Case # 39 - The strong florist

When I asked for volunteers, Fran jumped up. I noted to her that previously, she had been the first one to ask a question. 

Rather than ask her questions, I started with the points of connection I already had with her - things I recognised, and then my response to those aspects of my experience of her. 

She said that she was often the first one to volunteer, and I shared that was true for me as well. This immediately built ground between us. I asked what work she did - a florist, but she said she wanted to open her own florist shop, and she was determined to make it a success. I could see that she was a bright confident young woman, and told her that when I listened to the way she shared her plans, I believed her. 

Again, this is laying the relational groundwork, and recognising what stands out, in process terms.

I asked about her favourite flower (to find what was figural for her). A sunflower she replied. I related how I liked them, and what I liked about them. She said she liked a variety of things - they were happy, bright, strong, tall…
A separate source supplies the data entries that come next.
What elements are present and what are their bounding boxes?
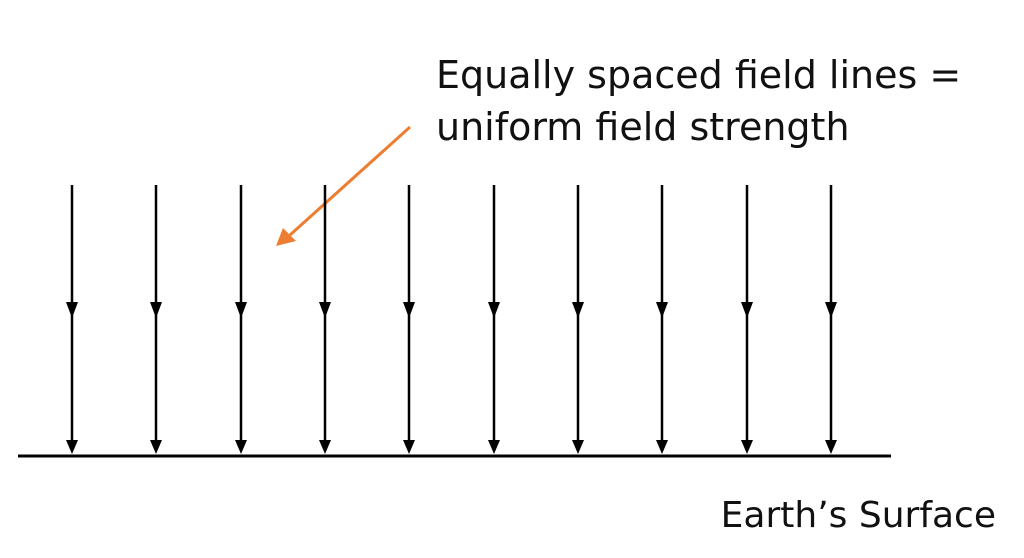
- field-line: [572, 185, 584, 454]
- field-line-end-arrowhead: [572, 440, 584, 454]
- field-line: [403, 185, 415, 454]
- pointer-arrowhead: [276, 228, 296, 246]
- field-line-mid-arrowhead: [741, 302, 753, 318]
- annotation-line-1: Equally spaced field lines =: [436, 53, 961, 97]
- field-line: [825, 185, 837, 454]
- field-line: [741, 185, 753, 454]
- field-line-end-arrowhead: [488, 440, 500, 454]
- field-line: [656, 185, 668, 454]
- field-line-end-arrowhead: [66, 440, 78, 454]
- field-line-mid-arrowhead: [319, 302, 331, 318]
- field-line-end-arrowhead: [403, 440, 415, 454]
- field-line: [235, 185, 247, 454]
- field-line-mid-arrowhead: [150, 302, 162, 318]
- field-line-end-arrowhead: [825, 440, 837, 454]
- field-line-mid-arrowhead: [403, 302, 415, 318]
- pointer-arrow-shaft: [288, 125, 412, 237]
- field-line-end-arrowhead: [235, 440, 247, 454]
- field-line-mid-arrowhead: [235, 302, 247, 318]
- field-line-end-arrowhead: [656, 440, 668, 454]
- field-line-mid-arrowhead: [488, 302, 500, 318]
- field-line-mid-arrowhead: [825, 302, 837, 318]
- field-line: [319, 185, 331, 454]
- field-line-mid-arrowhead: [66, 302, 78, 318]
- field-line-end-arrowhead: [741, 440, 753, 454]
- field-line-mid-arrowhead: [572, 302, 584, 318]
- field-line: [66, 185, 78, 454]
- field-line: [488, 185, 500, 454]
- field-line-end-arrowhead: [150, 440, 162, 454]
- field-line: [150, 185, 162, 454]
- earth-surface-label: Earth’s Surface: [721, 495, 996, 536]
- field-line-mid-arrowhead: [656, 302, 668, 318]
- annotation-line-2: uniform field strength: [436, 105, 850, 149]
- pointer-arrow: [276, 125, 412, 246]
- field-line-end-arrowhead: [319, 440, 331, 454]
- field-lines: [66, 185, 837, 454]
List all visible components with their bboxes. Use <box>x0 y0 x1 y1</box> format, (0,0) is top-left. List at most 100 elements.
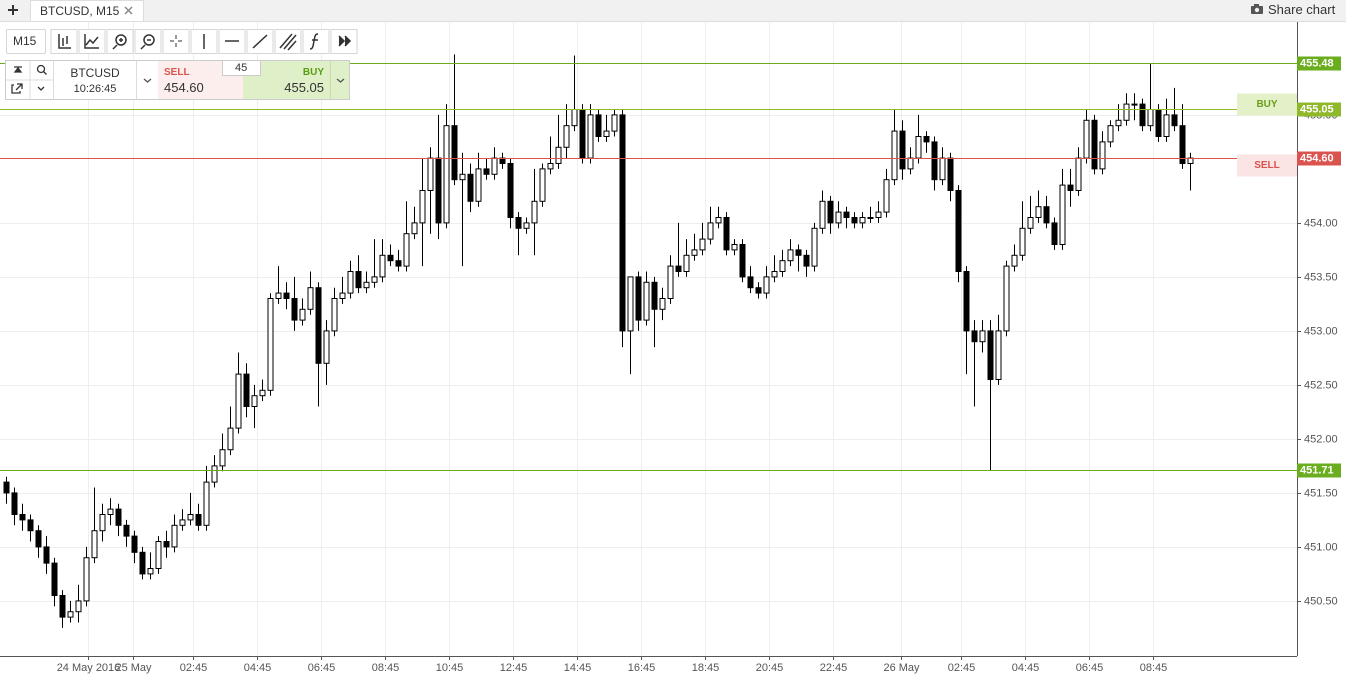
candle-body <box>747 276 754 289</box>
candle-body <box>1139 103 1146 127</box>
x-tick-label: 02:45 <box>180 662 208 674</box>
candle-body <box>451 125 458 181</box>
candle-body <box>1099 141 1106 170</box>
candle-body <box>107 508 114 516</box>
candle-body <box>131 535 138 553</box>
candle-body <box>403 233 410 267</box>
candle-body <box>371 276 378 283</box>
candle-body <box>427 157 434 191</box>
candle-body <box>283 292 290 299</box>
x-tick-label: 04:45 <box>1012 662 1040 674</box>
candle-body <box>1043 206 1050 224</box>
candle-body <box>259 389 266 397</box>
candle-body <box>299 308 306 321</box>
candle-body <box>435 157 442 224</box>
candle-body <box>1147 108 1154 127</box>
candle-body <box>67 611 74 618</box>
candle-body <box>883 179 890 213</box>
candle-body <box>139 551 146 575</box>
close-icon <box>124 6 133 15</box>
buy-box[interactable]: BUY 455.05 <box>243 61 330 99</box>
candle-body <box>163 541 170 548</box>
y-tick-label: 453.00 <box>1304 325 1338 337</box>
buy-price: 455.05 <box>284 80 324 95</box>
candle-body <box>3 481 10 494</box>
candle-body <box>987 330 994 381</box>
candle-body <box>859 216 866 224</box>
sell-label: SELL <box>164 67 190 78</box>
candle-body <box>1003 265 1010 332</box>
candle-body <box>91 530 98 559</box>
x-tick-label: 02:45 <box>948 662 976 674</box>
clock-label: 10:26:45 <box>73 83 117 95</box>
y-tick-label: 454.00 <box>1304 217 1338 229</box>
level-tag-box <box>1297 102 1341 117</box>
candle-body <box>387 254 394 262</box>
candle-body <box>523 222 530 229</box>
panel-tools <box>6 61 54 99</box>
candle-body <box>11 492 18 516</box>
buy-dropdown[interactable] <box>330 61 349 99</box>
level-tag-box <box>1297 463 1341 478</box>
x-tick-label: 12:45 <box>500 662 528 674</box>
level-tag-box <box>1297 56 1341 71</box>
candle-body <box>1019 227 1026 256</box>
candle-body <box>979 330 986 343</box>
candle-body <box>99 514 106 532</box>
candle-body <box>891 130 898 181</box>
candle-body <box>83 557 90 602</box>
y-tick-label: 451.50 <box>1304 487 1338 499</box>
candle-body <box>595 114 602 137</box>
sell-price: 454.60 <box>164 80 204 95</box>
candle-body <box>547 162 554 170</box>
candle-body <box>483 168 490 175</box>
candle-body <box>35 530 42 548</box>
candle-body <box>819 200 826 229</box>
plus-icon <box>8 5 18 15</box>
candle-body <box>787 249 794 262</box>
candle-body <box>475 168 482 202</box>
candle-body <box>1155 108 1162 137</box>
candle-body <box>1059 184 1066 245</box>
x-tick-label: 20:45 <box>756 662 784 674</box>
add-tab[interactable] <box>0 0 26 21</box>
price-axis <box>1297 22 1346 656</box>
candle-body <box>907 157 914 170</box>
candle-body <box>995 330 1002 381</box>
candle-body <box>1179 125 1186 164</box>
chart-tab[interactable]: BTCUSD, M15 <box>30 0 144 21</box>
symbol-box[interactable]: BTCUSD 10:26:45 <box>54 61 137 99</box>
candle-body <box>635 276 642 321</box>
candle-body <box>795 249 802 256</box>
candle-body <box>275 292 282 299</box>
share-button[interactable]: Share chart <box>1242 0 1346 21</box>
candle-body <box>339 292 346 299</box>
candle-body <box>555 146 562 164</box>
x-tick-label: 26 May <box>883 662 920 674</box>
candle-body <box>251 395 258 408</box>
candle-body <box>123 524 130 537</box>
candle-body <box>459 173 466 181</box>
candle-body <box>619 114 626 332</box>
candle-body <box>355 270 362 289</box>
candle-body <box>1107 125 1114 143</box>
candle-body <box>1051 222 1058 245</box>
y-tick-label: 452.00 <box>1304 433 1338 445</box>
candle-body <box>971 330 978 343</box>
candle-body <box>691 249 698 256</box>
candle-body <box>395 260 402 267</box>
candle-body <box>739 243 746 278</box>
candle-body <box>955 189 962 272</box>
candle-body <box>771 270 778 278</box>
quantity-label: 45 <box>235 62 248 74</box>
x-tick-label: 16:45 <box>628 662 656 674</box>
close-tab[interactable] <box>122 3 136 17</box>
interval-button[interactable]: M15 <box>6 29 46 54</box>
quantity-input[interactable]: 45 <box>222 60 261 76</box>
candle-body <box>899 130 906 170</box>
order-tag: SELL <box>1254 160 1280 171</box>
sell-dropdown[interactable] <box>137 61 158 99</box>
candle-body <box>331 297 338 332</box>
candle-body <box>947 157 954 191</box>
chevron <box>336 78 345 83</box>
The way she said ‘strong’ was with emphasis, so I asked her about the ways in which she experienced herself as strong. She explained that she was indeed strong, and she was happy about that quality, though she felt that when she got angry she could be destructive.

So I invited her into some ‘therapeutic wrestling’, where we stood opposite each other, and pushed against each others hands. This was fun, and allowed her to feel the full force of her aggression in a safe, playful and contactful way. The experiment also showed her that her anger and aggression could be positive, not just negative. This built more ground between us.

I pointed out that strong women are not always appreciated in society, naming some potential contextual factors to see how that was for her. She said sometimes she thought she came on too strong, and overwhelmed people. I asked for an example, and she talked about a taxi driver who didnt want to use the meter, and she yelled at him. I could understand her reaction, and pointed out that I might do the same. Still, she said she was unhappy when she went out of control. 

So I asked about her context, her family, and who in her family was out of control. She said that her father would often display strong emotions when she was growing up. But rather than be scared by that, she became like that herself...and so she didnt like being out of control with her anger, as reasonable as it might be in the taxi case.

I could understand that, and suggested that now she was grown up, perhaps she could choose what of her father’s qualities she wanted to take on, and what she didnt. So I placed a chair in front of her to represent her father, and asked her to ‘talk to him directly’ about this, helping her articulate phrases that made it clear what she appreciated and wanted to retain, and what she wanted to let go of, and so not follow in his footsteps.

She felt relieved after this, and more able to be comfortable with her aggression as a force that she could make choices around, rather than something that she felt bad about, or defiant about.

This is what we term ‘integration’, and occurs not only cognitively in terms of insight, but especially somatically, so its really a body-based shift.